Contracs: Quais os principais desafios para vencer esse tipo de visão proconceituosa de que não há lucro para o patronal?
Creuza: Há um problema no reconhecimento dos direitos constitucionais para as domésticas pelos três poderes (Judiciário, Executivo e Legislativo) que impedem certos avanços, já que os respresentantes desses poderes são todos patrões. Para resolver essa problemática, dependemos da organização da categoria, da mudança da mentalidade da sociedade e de parlamentares comprometidos com a nossa causa. Os movimentos de mulheres também são grandes parceiros. O preconceito com as domésticas está declarado até na Constituição Federal, no artigo 7º, que garante os direitos trabalhistas, “exceto para os trabalhadores domésticos”. Então, todos são iguais perante a Lei, menos as domésticas? É a Lei maior do país discriminando uma categoria formada, em sua maioria, por mulheres negras. Precisamos alterar já esse artigo. E esse é o grande próximo passo.

Contracs: E a ratificação da Convenção da Organização Internacional do Trabalho (OIT) pelo Brasil? O que pode ser feito no ano que se inicia para acelerar esse processo?

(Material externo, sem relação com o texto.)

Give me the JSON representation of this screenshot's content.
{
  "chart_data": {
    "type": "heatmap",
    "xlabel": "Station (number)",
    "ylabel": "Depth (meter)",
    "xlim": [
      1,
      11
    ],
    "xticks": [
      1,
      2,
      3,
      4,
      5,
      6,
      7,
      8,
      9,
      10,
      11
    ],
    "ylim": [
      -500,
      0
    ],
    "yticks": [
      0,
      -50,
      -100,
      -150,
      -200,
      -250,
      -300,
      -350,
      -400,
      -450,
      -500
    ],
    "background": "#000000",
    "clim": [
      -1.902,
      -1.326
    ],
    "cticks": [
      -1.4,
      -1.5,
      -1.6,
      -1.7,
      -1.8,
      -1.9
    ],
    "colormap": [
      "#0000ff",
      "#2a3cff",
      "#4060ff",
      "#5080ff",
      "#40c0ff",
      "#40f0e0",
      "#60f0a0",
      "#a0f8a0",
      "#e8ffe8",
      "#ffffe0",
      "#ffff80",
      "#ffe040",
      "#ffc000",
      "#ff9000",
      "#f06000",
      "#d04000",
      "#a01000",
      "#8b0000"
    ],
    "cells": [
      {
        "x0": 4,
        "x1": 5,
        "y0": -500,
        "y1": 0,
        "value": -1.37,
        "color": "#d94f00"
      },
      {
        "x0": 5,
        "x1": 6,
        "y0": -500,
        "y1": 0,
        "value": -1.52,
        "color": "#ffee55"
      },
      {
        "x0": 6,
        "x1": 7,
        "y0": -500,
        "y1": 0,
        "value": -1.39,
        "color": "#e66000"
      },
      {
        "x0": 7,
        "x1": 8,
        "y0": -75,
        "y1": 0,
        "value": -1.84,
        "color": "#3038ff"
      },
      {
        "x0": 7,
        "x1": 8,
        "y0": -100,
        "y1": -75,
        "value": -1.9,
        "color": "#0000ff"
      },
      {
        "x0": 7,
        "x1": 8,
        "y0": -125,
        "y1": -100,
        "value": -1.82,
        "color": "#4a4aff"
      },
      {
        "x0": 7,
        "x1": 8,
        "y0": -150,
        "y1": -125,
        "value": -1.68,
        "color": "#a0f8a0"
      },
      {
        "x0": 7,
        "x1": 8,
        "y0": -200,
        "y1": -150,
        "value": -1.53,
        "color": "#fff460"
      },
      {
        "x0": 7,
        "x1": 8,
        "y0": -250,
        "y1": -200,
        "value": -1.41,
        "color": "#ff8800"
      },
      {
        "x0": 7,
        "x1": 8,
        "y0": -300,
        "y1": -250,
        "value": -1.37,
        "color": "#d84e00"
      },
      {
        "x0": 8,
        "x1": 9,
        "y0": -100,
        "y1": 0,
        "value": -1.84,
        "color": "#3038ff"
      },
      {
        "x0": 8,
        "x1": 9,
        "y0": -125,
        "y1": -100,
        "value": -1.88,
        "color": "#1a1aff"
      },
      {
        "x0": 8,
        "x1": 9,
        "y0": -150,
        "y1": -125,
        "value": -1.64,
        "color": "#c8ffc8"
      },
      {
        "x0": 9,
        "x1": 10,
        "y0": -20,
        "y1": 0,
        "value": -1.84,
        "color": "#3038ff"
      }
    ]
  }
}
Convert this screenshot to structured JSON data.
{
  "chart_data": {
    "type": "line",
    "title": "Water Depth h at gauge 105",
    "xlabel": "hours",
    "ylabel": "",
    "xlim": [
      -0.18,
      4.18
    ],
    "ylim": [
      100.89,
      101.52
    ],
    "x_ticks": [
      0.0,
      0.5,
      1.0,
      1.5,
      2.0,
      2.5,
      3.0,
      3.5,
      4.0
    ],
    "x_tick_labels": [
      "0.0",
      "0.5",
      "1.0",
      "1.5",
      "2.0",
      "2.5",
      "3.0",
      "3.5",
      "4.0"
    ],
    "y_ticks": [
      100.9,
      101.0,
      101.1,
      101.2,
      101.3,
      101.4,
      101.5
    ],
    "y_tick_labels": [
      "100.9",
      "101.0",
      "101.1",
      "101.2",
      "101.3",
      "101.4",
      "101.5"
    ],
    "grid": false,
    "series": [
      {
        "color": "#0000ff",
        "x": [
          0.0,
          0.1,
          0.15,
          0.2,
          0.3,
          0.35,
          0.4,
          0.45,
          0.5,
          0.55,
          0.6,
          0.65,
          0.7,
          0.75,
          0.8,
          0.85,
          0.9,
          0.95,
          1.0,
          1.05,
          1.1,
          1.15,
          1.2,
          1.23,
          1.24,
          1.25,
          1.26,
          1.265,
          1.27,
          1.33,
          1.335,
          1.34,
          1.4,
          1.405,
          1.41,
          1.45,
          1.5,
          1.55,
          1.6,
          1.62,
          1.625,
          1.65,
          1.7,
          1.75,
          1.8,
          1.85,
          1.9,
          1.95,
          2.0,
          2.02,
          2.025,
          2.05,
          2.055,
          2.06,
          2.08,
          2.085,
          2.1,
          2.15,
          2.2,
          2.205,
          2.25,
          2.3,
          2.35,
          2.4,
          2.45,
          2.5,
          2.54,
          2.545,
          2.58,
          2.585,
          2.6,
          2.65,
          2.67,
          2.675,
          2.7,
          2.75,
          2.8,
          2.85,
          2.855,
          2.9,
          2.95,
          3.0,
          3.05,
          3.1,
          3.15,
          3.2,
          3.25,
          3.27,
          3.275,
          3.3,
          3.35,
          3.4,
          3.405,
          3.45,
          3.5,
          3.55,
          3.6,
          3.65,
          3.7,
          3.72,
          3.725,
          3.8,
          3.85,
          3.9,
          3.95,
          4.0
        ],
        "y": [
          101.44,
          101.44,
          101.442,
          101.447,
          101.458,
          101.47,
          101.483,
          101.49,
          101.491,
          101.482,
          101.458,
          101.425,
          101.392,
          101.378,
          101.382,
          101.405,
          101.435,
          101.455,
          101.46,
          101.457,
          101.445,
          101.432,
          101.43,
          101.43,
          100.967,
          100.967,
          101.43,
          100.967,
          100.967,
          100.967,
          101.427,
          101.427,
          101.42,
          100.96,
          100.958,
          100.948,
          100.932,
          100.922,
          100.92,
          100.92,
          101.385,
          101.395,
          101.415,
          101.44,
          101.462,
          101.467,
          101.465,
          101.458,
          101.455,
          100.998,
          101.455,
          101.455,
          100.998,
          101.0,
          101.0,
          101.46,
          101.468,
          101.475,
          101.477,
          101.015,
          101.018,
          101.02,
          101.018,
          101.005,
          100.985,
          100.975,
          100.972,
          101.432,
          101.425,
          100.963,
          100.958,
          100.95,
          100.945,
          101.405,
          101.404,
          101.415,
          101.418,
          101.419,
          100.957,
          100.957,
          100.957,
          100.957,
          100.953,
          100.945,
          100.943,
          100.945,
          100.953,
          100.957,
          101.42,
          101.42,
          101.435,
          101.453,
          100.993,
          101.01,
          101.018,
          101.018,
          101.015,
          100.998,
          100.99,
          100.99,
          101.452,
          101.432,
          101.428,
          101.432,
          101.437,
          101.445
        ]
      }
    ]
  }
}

Creuza: Continuar mobilizando, comprometendo os parlamentares. Esse foi um ano de fato muito especial para as domésticas. Em junho, na 100ª conferência da OIT, conseguimos uma convenção específica, a 189, e o Brasil se comprometeu a ratificá-la. Outro grande passo é a inclusão da trabalhadora doméstica na Consolidação das Leis Trabalhistas (CLT).